Dass Naturkorken als Weinverschluss in Deutschland ins Hintertreffen geraten ist, hat einen Grund: Immer häufiger traten Korkschmecker auf, vor allem bei Weinen, die nicht sehr jung getrunken wurden. Das liegt hauptsächlich daran, dass in Deutschland oft statt auf Naturkorken auf die günstigeren Presskorken gesetzt wird. Deshalb haben sich seitdem in Deutschland immer mehr alternative Weinverschlüsse durchgesetzt, allen voran der Schraubverschluss.

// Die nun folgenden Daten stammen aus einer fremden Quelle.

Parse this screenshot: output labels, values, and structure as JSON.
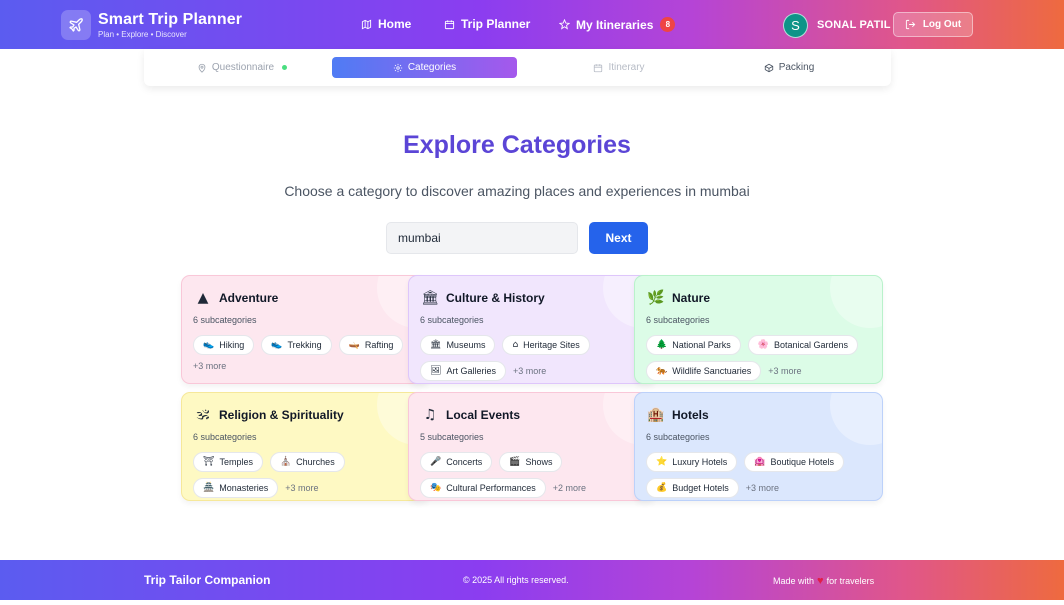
{
  "header": {
    "brand_title": "Smart Trip Planner",
    "brand_subtitle": "Plan • Explore • Discover",
    "nav": {
      "home": "Home",
      "trip_planner": "Trip Planner",
      "my_itineraries": "My Itineraries",
      "itineraries_count": "8"
    },
    "user_initial": "S",
    "user_name": "SONAL PATIL",
    "logout_label": "Log Out"
  },
  "steps": {
    "questionnaire": "Questionnaire",
    "categories": "Categories",
    "itinerary": "Itinerary",
    "packing": "Packing"
  },
  "main": {
    "title": "Explore Categories",
    "subtitle": "Choose a category to discover amazing places and experiences in mumbai",
    "search_value": "mumbai",
    "next_label": "Next"
  },
  "categories": [
    {
      "emoji": "▲",
      "title": "Adventure",
      "count": "6 subcategories",
      "chips": [
        {
          "e": "👟",
          "t": "Hiking"
        },
        {
          "e": "👟",
          "t": "Trekking"
        },
        {
          "e": "🛶",
          "t": "Rafting"
        }
      ],
      "more": "+3 more"
    },
    {
      "emoji": "🏛",
      "title": "Culture & History",
      "count": "6 subcategories",
      "chips": [
        {
          "e": "🏛",
          "t": "Museums"
        },
        {
          "e": "⌂",
          "t": "Heritage Sites"
        },
        {
          "e": "🖼",
          "t": "Art Galleries"
        }
      ],
      "more": "+3 more"
    },
    {
      "emoji": "🌿",
      "title": "Nature",
      "count": "6 subcategories",
      "chips": [
        {
          "e": "🌲",
          "t": "National Parks"
        },
        {
          "e": "🌸",
          "t": "Botanical Gardens"
        },
        {
          "e": "🐅",
          "t": "Wildlife Sanctuaries"
        }
      ],
      "more": "+3 more"
    },
    {
      "emoji": "🕉",
      "title": "Religion & Spirituality",
      "count": "6 subcategories",
      "chips": [
        {
          "e": "⛩",
          "t": "Temples"
        },
        {
          "e": "⛪",
          "t": "Churches"
        },
        {
          "e": "🏯",
          "t": "Monasteries"
        }
      ],
      "more": "+3 more"
    },
    {
      "emoji": "♫",
      "title": "Local Events",
      "count": "5 subcategories",
      "chips": [
        {
          "e": "🎤",
          "t": "Concerts"
        },
        {
          "e": "🎬",
          "t": "Shows"
        },
        {
          "e": "🎭",
          "t": "Cultural Performances"
        }
      ],
      "more": "+2 more"
    },
    {
      "emoji": "🏨",
      "title": "Hotels",
      "count": "6 subcategories",
      "chips": [
        {
          "e": "⭐",
          "t": "Luxury Hotels"
        },
        {
          "e": "🏩",
          "t": "Boutique Hotels"
        },
        {
          "e": "💰",
          "t": "Budget Hotels"
        }
      ],
      "more": "+3 more"
    }
  ],
  "footer": {
    "left": "Trip Tailor Companion",
    "middle": "© 2025 All rights reserved.",
    "right_prefix": "Made with",
    "heart": "♥",
    "right_suffix": "for travelers"
  }
}
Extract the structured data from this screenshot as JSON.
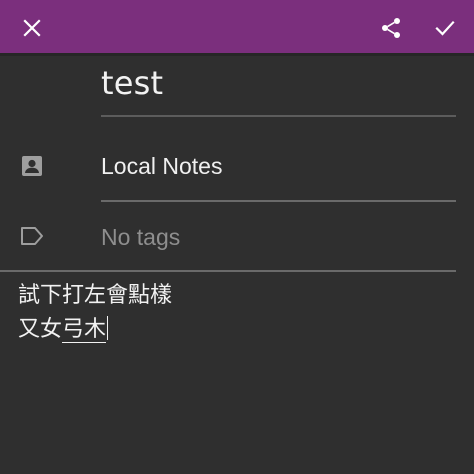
{
  "toolbar": {
    "close_icon": "close-icon",
    "share_icon": "share-icon",
    "save_icon": "check-icon",
    "accent_color": "#7b2f7d"
  },
  "note": {
    "title": "test",
    "notebook_icon": "account-box-icon",
    "notebook": "Local Notes",
    "tags_icon": "label-outline-icon",
    "tags_placeholder": "No tags",
    "body_line_1": "試下打左會點樣",
    "body_line_2_committed": "又女",
    "body_line_2_composing": "弓木"
  }
}
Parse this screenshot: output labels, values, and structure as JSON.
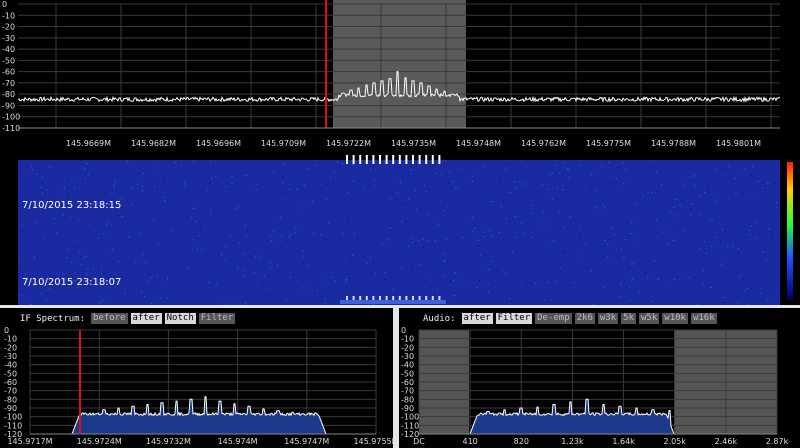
{
  "main_spectrum": {
    "y_ticks": [
      "0",
      "-10",
      "-20",
      "-30",
      "-40",
      "-50",
      "-60",
      "-70",
      "-80",
      "-90",
      "-100",
      "-110"
    ],
    "x_ticks": [
      "145.9669M",
      "145.9682M",
      "145.9696M",
      "145.9709M",
      "145.9722M",
      "145.9735M",
      "145.9748M",
      "145.9762M",
      "145.9775M",
      "145.9788M",
      "145.9801M"
    ],
    "colors": {
      "trace": "#ffffff",
      "grid": "#3a3a3a",
      "passband": "#5a5a5a",
      "marker": "#e01010"
    }
  },
  "waterfall": {
    "timestamps": [
      "7/10/2015 23:18:15",
      "7/10/2015 23:18:07"
    ],
    "colors": {
      "background": "#1a2aa0",
      "signal": "#ffffff"
    }
  },
  "if_spectrum": {
    "title": "IF Spectrum:",
    "buttons": [
      {
        "label": "before",
        "active": false
      },
      {
        "label": "after",
        "active": true
      },
      {
        "label": "Notch",
        "active": true
      },
      {
        "label": "Filter",
        "active": false
      }
    ],
    "y_ticks": [
      "0",
      "-10",
      "-20",
      "-30",
      "-40",
      "-50",
      "-60",
      "-70",
      "-80",
      "-90",
      "-100",
      "-110",
      "-120"
    ],
    "x_ticks": [
      "145.9717M",
      "145.9724M",
      "145.9732M",
      "145.974M",
      "145.9747M",
      "145.9755M"
    ]
  },
  "audio": {
    "title": "Audio:",
    "buttons": [
      {
        "label": "after",
        "active": true
      },
      {
        "label": "Filter",
        "active": true
      },
      {
        "label": "De-emp",
        "active": false
      },
      {
        "label": "2k6",
        "active": false
      },
      {
        "label": "w3k",
        "active": false
      },
      {
        "label": "5k",
        "active": false
      },
      {
        "label": "w5k",
        "active": false
      },
      {
        "label": "w10k",
        "active": false
      },
      {
        "label": "w16k",
        "active": false
      }
    ],
    "y_ticks": [
      "0",
      "-10",
      "-20",
      "-30",
      "-40",
      "-50",
      "-60",
      "-70",
      "-80",
      "-90",
      "-100",
      "-110",
      "-120"
    ],
    "x_ticks": [
      "DC",
      "410",
      "820",
      "1.23k",
      "1.64k",
      "2.05k",
      "2.46k",
      "2.87k"
    ]
  }
}
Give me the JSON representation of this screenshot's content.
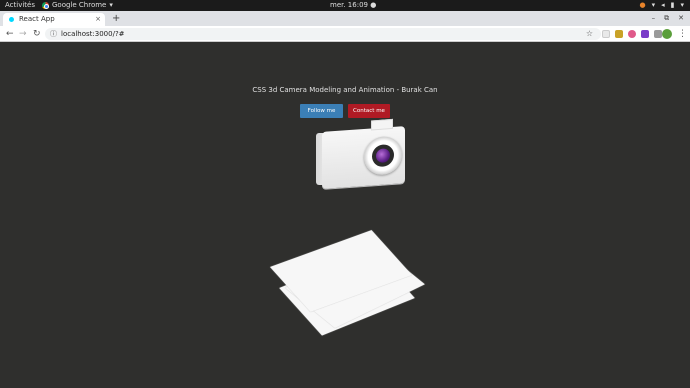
{
  "system": {
    "activities": "Activités",
    "app_name": "Google Chrome",
    "clock": "mer. 16:09"
  },
  "browser": {
    "tab_title": "React App",
    "url": "localhost:3000/?#",
    "new_tab_symbol": "+",
    "close_tab_symbol": "×"
  },
  "page": {
    "title": "CSS 3d Camera Modeling and Animation - Burak Can",
    "follow_button": "Follow me",
    "contact_button": "Contact me"
  },
  "colors": {
    "page_background": "#2f2f2d",
    "follow_button": "#3b7fb6",
    "contact_button": "#b01a24",
    "lens": "#7a3aa8"
  }
}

Der Bösewicht ist schwer zu fassen
Der Verursacher für den Weinfehler ist eine chemische Substanz namens TCA. Der muffig-schimmelig riechende Stoff entsteht im Naturkork, unter anderem als Reaktion auf Pflanzenschutzmittel. Das ist aber nicht der einzige Grund. Wie der Stoff sonst noch entsteht und wie er vermieden werden kann, ist nicht geklärt, und daher konnte auch ein EU-weites Verbot von Pflanzenschutzmitteln in Korkhainen nicht verhindern, dass sich auch weiterhin TCA im Kork bildet.
Damit hadert die portugiesische Korkwirtschaft. Sie arbeitet seit Jahren daran, TCA besser auszumerzen und so auch das Vertrauen der Kunden zurück zu gewinnen. Die Qualitätskontrollen der Korken-Hersteller, betont der Korkverband Apcor, seien seit dem Jahr 2000 massiv verstärkt und verbessert worden.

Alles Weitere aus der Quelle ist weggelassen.